De longues files d'attente se formaient jeudi matin devant les banques indiennes pour échanger des billets après la démonétisation surprise de 24 milliards de coupures en circulation pour lutter contre l'évasion fiscale.

Les Indiens ont été pris de court par l'annonce du gouvernement mardi soir que les coupures de 500 et 1000 roupies, plus importantes valeurs faciales en circulation, n'avaient soudain plus de valeur légale afin de «briser l'emprise de la corruption et de l'argent noir».

Des centaines de millions d'Indiens se sont retrouvés avec insuffisamment d'argent liquide dans leur portefeuille pour les achats du quotidien, dans une économie où 90 % des transactions se font en argent comptant. Commerçants et chauffeurs de rickshaw refusaient de prendre les coupures démonétisées.

Après une fermeture de 24 heures pour préparer l'arrivée de nouveaux billets de 500 et 2.000 roupies, les banques ont rouvert jeudi matin pour permettre aux consommateurs de déposer sur un compte ou convertir leur argent.

«Ma principale inquiétude c'est de savoir comment me procurer les provisions essentielles pour les prochains jours vu que la plupart des gens n'ont pas de petites coupures ou les nouveaux billets», a déclaré à l'AFP R.P. Singh, un vendeur de journaux faisant la queue devant un établissement bancaire du centre de New Delhi pour échanger ses vieilles coupures contre les nouvelles.

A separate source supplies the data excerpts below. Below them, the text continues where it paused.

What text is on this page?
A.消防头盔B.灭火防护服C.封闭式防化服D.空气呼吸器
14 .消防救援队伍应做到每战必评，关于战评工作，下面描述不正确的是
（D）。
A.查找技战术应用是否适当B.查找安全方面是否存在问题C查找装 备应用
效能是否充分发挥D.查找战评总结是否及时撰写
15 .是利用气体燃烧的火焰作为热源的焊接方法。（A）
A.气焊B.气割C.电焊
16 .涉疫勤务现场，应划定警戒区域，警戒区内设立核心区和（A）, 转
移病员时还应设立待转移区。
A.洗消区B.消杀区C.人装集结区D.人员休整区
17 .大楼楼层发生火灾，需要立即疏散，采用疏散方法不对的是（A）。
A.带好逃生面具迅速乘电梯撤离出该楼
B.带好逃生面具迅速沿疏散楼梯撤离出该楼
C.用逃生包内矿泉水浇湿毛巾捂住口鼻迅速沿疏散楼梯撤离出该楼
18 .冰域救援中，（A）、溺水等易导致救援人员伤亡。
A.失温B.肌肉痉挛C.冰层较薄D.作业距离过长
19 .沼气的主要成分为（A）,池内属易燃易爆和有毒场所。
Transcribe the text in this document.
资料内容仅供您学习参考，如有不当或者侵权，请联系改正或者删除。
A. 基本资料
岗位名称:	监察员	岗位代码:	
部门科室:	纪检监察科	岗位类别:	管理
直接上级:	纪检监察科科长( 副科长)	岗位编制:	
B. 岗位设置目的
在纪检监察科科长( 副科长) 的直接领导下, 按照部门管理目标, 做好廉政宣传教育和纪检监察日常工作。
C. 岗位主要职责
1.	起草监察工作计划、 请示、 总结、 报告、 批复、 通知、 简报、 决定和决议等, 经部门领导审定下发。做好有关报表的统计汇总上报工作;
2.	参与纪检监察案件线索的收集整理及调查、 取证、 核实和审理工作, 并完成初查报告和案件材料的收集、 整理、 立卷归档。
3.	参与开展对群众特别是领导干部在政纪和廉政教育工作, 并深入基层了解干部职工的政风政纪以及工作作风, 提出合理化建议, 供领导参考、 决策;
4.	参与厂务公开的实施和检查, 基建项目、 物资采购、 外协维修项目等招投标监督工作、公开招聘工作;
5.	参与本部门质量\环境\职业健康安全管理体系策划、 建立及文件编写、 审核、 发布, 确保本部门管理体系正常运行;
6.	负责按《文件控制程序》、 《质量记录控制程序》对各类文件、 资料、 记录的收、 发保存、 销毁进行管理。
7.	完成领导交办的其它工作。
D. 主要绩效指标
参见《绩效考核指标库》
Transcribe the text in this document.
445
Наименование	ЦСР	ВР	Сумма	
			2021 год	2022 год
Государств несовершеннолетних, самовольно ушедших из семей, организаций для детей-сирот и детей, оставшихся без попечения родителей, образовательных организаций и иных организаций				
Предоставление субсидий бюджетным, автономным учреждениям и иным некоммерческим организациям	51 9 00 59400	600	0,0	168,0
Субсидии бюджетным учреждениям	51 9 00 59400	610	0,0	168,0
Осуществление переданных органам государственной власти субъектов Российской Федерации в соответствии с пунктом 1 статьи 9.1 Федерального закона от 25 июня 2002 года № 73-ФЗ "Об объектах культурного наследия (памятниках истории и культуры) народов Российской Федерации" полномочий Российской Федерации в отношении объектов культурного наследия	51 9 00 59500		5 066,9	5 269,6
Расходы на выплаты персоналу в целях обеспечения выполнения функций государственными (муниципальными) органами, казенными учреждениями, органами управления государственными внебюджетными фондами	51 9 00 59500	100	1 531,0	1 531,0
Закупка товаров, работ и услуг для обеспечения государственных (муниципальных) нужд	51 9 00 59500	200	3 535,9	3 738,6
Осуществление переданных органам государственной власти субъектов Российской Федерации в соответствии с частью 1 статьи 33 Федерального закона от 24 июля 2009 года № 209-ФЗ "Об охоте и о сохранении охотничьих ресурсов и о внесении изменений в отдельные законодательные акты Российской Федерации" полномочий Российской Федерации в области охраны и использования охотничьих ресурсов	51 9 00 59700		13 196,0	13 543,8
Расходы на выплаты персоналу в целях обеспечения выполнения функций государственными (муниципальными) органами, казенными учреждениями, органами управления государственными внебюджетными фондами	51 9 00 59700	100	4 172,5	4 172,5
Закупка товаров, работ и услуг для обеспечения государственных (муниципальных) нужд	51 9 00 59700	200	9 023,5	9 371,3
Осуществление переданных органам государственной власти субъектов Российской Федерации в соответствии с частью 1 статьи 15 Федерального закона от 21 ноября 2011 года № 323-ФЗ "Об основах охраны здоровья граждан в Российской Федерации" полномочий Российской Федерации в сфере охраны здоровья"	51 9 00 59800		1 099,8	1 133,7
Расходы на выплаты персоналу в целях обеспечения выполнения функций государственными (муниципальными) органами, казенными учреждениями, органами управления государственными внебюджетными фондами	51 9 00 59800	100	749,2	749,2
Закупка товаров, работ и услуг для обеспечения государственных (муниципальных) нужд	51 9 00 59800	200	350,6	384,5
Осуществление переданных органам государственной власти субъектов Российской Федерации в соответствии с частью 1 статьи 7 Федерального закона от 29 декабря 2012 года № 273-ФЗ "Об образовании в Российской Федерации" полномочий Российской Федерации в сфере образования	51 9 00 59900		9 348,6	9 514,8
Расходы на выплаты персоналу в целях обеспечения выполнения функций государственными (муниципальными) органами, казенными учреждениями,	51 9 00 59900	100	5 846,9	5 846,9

À l'entrée d'une branche de la Yes Bank sur l'avenue Janpath, une vingtaine de personnes attendaient. Certains faisaient le pied de grue devant la porte avant même l'ouverture des locaux.

«Il y a clairement une très grosse affluence de bon matin, pour d'évidentes raisons. Tout le monde veut faire des dépôts (des billets inutilisables pour les achats) et retirer des petits billets pour s'en sortir», a commenté une employée de la banque, qui n'a pas souhaité donner son nom, car n'étant pas autorisée à parler à la presse.

Partout dans le pays, la même scène se reproduisait. Les médias montraient des images de queues impressionnantes devant les banques publiques de petites villes, qui brassent un nombre beaucoup plus important de clients.

Dans certains endroits, l'agacement gagnait la foule, irritée par des retards à l'ouverture.

«Mais qu'est-ce qu'ils font ? Pourquoi n'ont-ils pas déjà ouvert la banque ? Nous attendons depuis déjà plus de deux heures pour changer notre argent», s'est énervé un client à l'extérieur d'une banque de Modinagar, dans l'État de l'Uttar Pradesh (nord), interrogé par la chaîne ABP News.

Pour les touristes aussi, la démonétisation surprise complique singulièrement le séjour.

«J'ai dû revenir de la foire aux chameaux de Pushkar, dans le Rajasthan, parce que je n'avais pas assez de petits billets et que c'est difficile de payer en carte là-bas», a confié à l'AFP Contantz, une touriste argentine.

Si les experts anticipent une chute de la consommation dans l'immédiat, ils estiment que cette mesure entraînera sur le long terme une croissance du PIB grâce à la hausse des dépôts bancaires.